Además de escribir, el autor debe cuestionarse qué significa este oficio en una época en la que resulta tan común practicarlo. Sucede lo mismo con otras vocaciones artísticas. Walter Benjamin publicó La obra de arte en la época de su reproductibilidad técnica quizá como una queja encubierta hacia los mercenarios y farsantes que lucran con ella. Thomas Mann dedicó un ensayo al papel del traductor, destacando que al convertir a otro idioma prosa o poesía necesita procurarse, además de la semántica, el trasfondo. Así han ido publicándose ensayos que remarcan la idea de preservar la esencia del creador.
Tener un mayor acceso en términos mediáticos no implica que se difunda algo que merezca atenderse. La publicidad recurre a métodos tramposos de divulgación. El escritor precisa velar por una integridad en la calidad de lo que publica: puede que no guste, que tampoco complazca y que inclusive quede marginado. A través de cualquier flanco atacan las futilidades, tanta diversidad no promueve la apertura del criterio sino su saturación e inclusive lo limita.
Al criticar se corre el riesgo de parecer resentido, pero no dar halagos inmerecidos ni rendir pleitesía gratuita son derechos que pocos respetan. En los tiempos de Rachel Carson aún podían aventurarse sentencias temerarias, como que escribir aquello que pensamos con sinceridad basta para captar la atención de multitudes.
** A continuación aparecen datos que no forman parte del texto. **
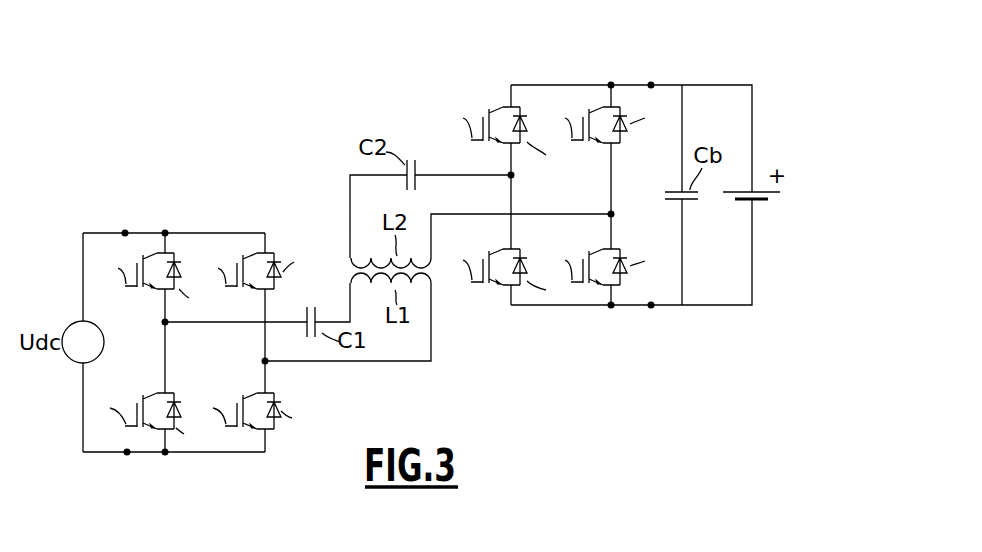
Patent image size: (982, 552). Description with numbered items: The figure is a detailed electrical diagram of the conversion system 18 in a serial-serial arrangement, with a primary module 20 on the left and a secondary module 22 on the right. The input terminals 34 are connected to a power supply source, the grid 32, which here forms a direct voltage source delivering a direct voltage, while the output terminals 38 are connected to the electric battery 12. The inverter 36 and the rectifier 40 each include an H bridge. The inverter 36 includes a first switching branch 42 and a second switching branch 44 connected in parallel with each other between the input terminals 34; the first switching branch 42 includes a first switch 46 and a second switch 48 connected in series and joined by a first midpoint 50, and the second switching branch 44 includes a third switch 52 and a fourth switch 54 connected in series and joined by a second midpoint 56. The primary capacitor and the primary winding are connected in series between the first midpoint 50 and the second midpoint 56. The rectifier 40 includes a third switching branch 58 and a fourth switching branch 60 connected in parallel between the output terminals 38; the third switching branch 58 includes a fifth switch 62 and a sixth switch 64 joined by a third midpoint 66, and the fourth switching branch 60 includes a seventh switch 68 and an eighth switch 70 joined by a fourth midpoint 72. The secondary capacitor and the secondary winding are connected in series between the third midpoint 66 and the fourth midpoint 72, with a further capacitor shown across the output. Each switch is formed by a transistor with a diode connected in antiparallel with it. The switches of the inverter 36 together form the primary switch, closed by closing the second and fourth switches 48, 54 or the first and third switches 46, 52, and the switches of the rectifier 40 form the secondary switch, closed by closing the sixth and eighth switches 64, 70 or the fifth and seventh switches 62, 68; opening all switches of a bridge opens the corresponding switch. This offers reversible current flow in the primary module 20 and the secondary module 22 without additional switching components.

The electric battery 12 is at (755, 200).
The conversion system 18 is at (220, 92).
The primary module 20 is at (257, 194).
The secondary module 22 is at (372, 109).
The grid 32 is at (67, 375).
The input terminals 34 is at (125, 233).
The inverter 36 is at (195, 211).
The output terminals 38 is at (651, 85).
The rectifier 40 is at (573, 63).
The first switching branch 42 is at (150, 325).
The second switching branch 44 is at (253, 334).
The first switch 46 is at (120, 297).
The second switch 48 is at (153, 446).
The first midpoint 50 is at (165, 322).
The third switch 52 is at (281, 229).
The fourth switch 54 is at (285, 449).
The second midpoint 56 is at (266, 361).
The third switching branch 58 is at (464, 154).
The fourth switching branch 60 is at (633, 191).
The fifth switch 62 is at (528, 159).
The sixth switch 64 is at (496, 298).
The third midpoint 66 is at (511, 175).
The seventh switch 68 is at (589, 156).
The eighth switch 70 is at (598, 297).
The fourth midpoint 72 is at (611, 214).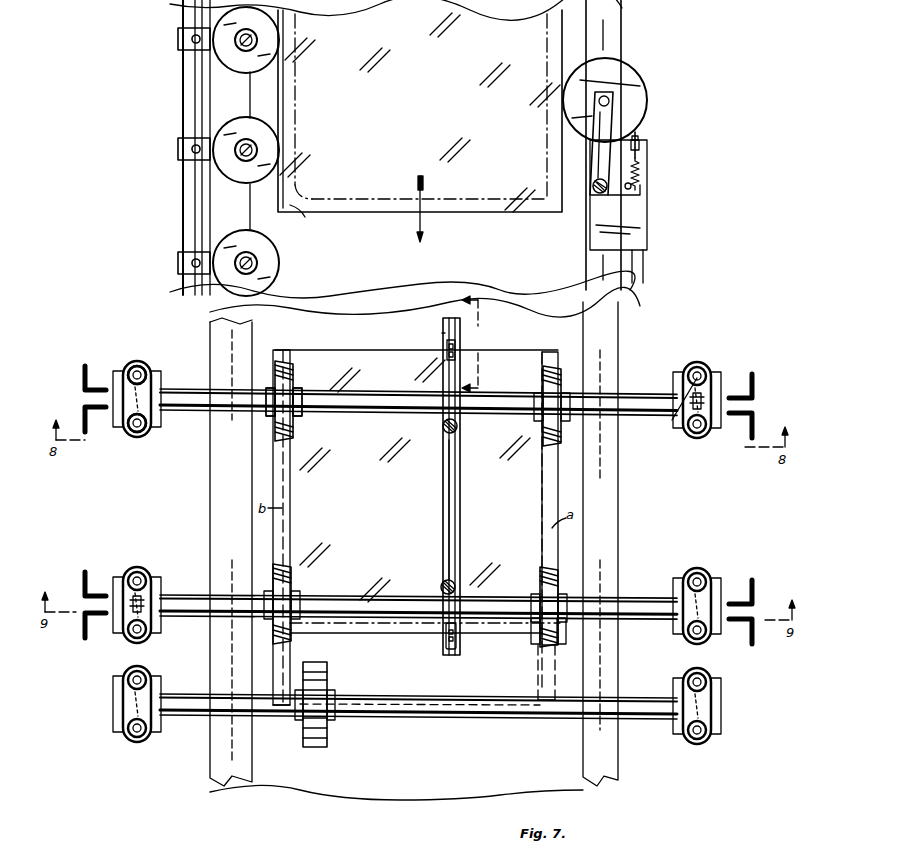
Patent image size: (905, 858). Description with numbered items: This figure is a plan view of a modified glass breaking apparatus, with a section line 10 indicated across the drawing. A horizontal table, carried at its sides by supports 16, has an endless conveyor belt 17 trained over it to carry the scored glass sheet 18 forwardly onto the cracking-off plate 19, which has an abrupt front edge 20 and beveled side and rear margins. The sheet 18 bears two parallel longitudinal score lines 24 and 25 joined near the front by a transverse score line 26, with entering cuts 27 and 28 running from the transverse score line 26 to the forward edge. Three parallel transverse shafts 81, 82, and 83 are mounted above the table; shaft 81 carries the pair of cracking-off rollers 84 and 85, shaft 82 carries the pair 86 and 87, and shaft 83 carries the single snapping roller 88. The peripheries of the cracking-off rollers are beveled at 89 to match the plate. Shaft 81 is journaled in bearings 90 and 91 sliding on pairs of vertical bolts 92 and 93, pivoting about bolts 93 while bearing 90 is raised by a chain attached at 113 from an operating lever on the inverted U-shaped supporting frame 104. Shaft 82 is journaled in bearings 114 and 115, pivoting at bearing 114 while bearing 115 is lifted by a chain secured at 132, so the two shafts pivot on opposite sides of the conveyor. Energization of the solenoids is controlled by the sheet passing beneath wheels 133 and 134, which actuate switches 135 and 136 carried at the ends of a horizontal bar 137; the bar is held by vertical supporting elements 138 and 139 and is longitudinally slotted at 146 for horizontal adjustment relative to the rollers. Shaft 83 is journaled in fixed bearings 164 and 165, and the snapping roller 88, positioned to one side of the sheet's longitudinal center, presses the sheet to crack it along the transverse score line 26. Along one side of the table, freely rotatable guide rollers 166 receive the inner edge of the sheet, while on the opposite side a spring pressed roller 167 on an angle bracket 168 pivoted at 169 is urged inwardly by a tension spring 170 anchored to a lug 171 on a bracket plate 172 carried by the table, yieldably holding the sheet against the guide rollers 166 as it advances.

The section line 10 is at (482, 344).
The support 16 is at (610, 674).
The endless conveyor belt 17 is at (570, 762).
The glass sheet 18 is at (470, 196).
The cracking-off plate 19 is at (560, 672).
The front edge 20 is at (448, 710).
The score line 24 is at (546, 128).
The score line 25 is at (297, 97).
The transverse score line 26 is at (382, 198).
The entering cut 27 is at (528, 206).
The entering cut 28 is at (306, 217).
The shaft 81 is at (362, 405).
The shaft 82 is at (350, 603).
The shaft 83 is at (386, 696).
The cracking-off roller 84 is at (572, 370).
The cracking-off roller 85 is at (298, 370).
The cracking-off roller 86 is at (532, 582).
The cracking-off roller 87 is at (296, 566).
The snapping roller 88 is at (303, 737).
The beveled periphery 89 is at (280, 416).
The bearing 90 is at (710, 392).
The bearing 91 is at (155, 388).
The vertical bolts 92 is at (683, 433).
The vertical bolts 93 is at (144, 368).
The supporting frame 104 is at (756, 390).
The chain attachment 113 is at (702, 420).
The bearing 114 is at (708, 596).
The bearing 115 is at (150, 590).
The chain attachment 132 is at (130, 614).
The wheel 133 is at (458, 350).
The wheel 134 is at (442, 652).
The switch 135 is at (440, 340).
The switch 136 is at (450, 650).
The horizontal bar 137 is at (443, 498).
The vertical supporting element 138 is at (456, 428).
The vertical supporting element 139 is at (440, 587).
The slot 146 is at (452, 476).
The fixed bearing 164 is at (708, 716).
The fixed bearing 165 is at (106, 700).
The guide rollers 166 is at (262, 56).
The spring pressed roller 167 is at (585, 80).
The angle bracket 168 is at (612, 112).
The pivot 169 is at (597, 192).
The tension spring 170 is at (640, 178).
The lug 171 is at (642, 147).
The bracket plate 172 is at (634, 226).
Desatender el presente inmediato y apremiante es inadmisible. Sin embargo, hay que elegir desde qué perspectiva abordarlo. Lo original no surge de prolongar tendencias, de empadronar, como escribe César Vallejo, al espíritu en ninguna consigna política. La sociedad voraz, el individuo desmedido, la historia se confunde y de la confusión, ¿cuál discurso admisible surge? Ninguno que merezca equipararse con la cualidad que constituye el atributo fundamental del escritor: lucidez.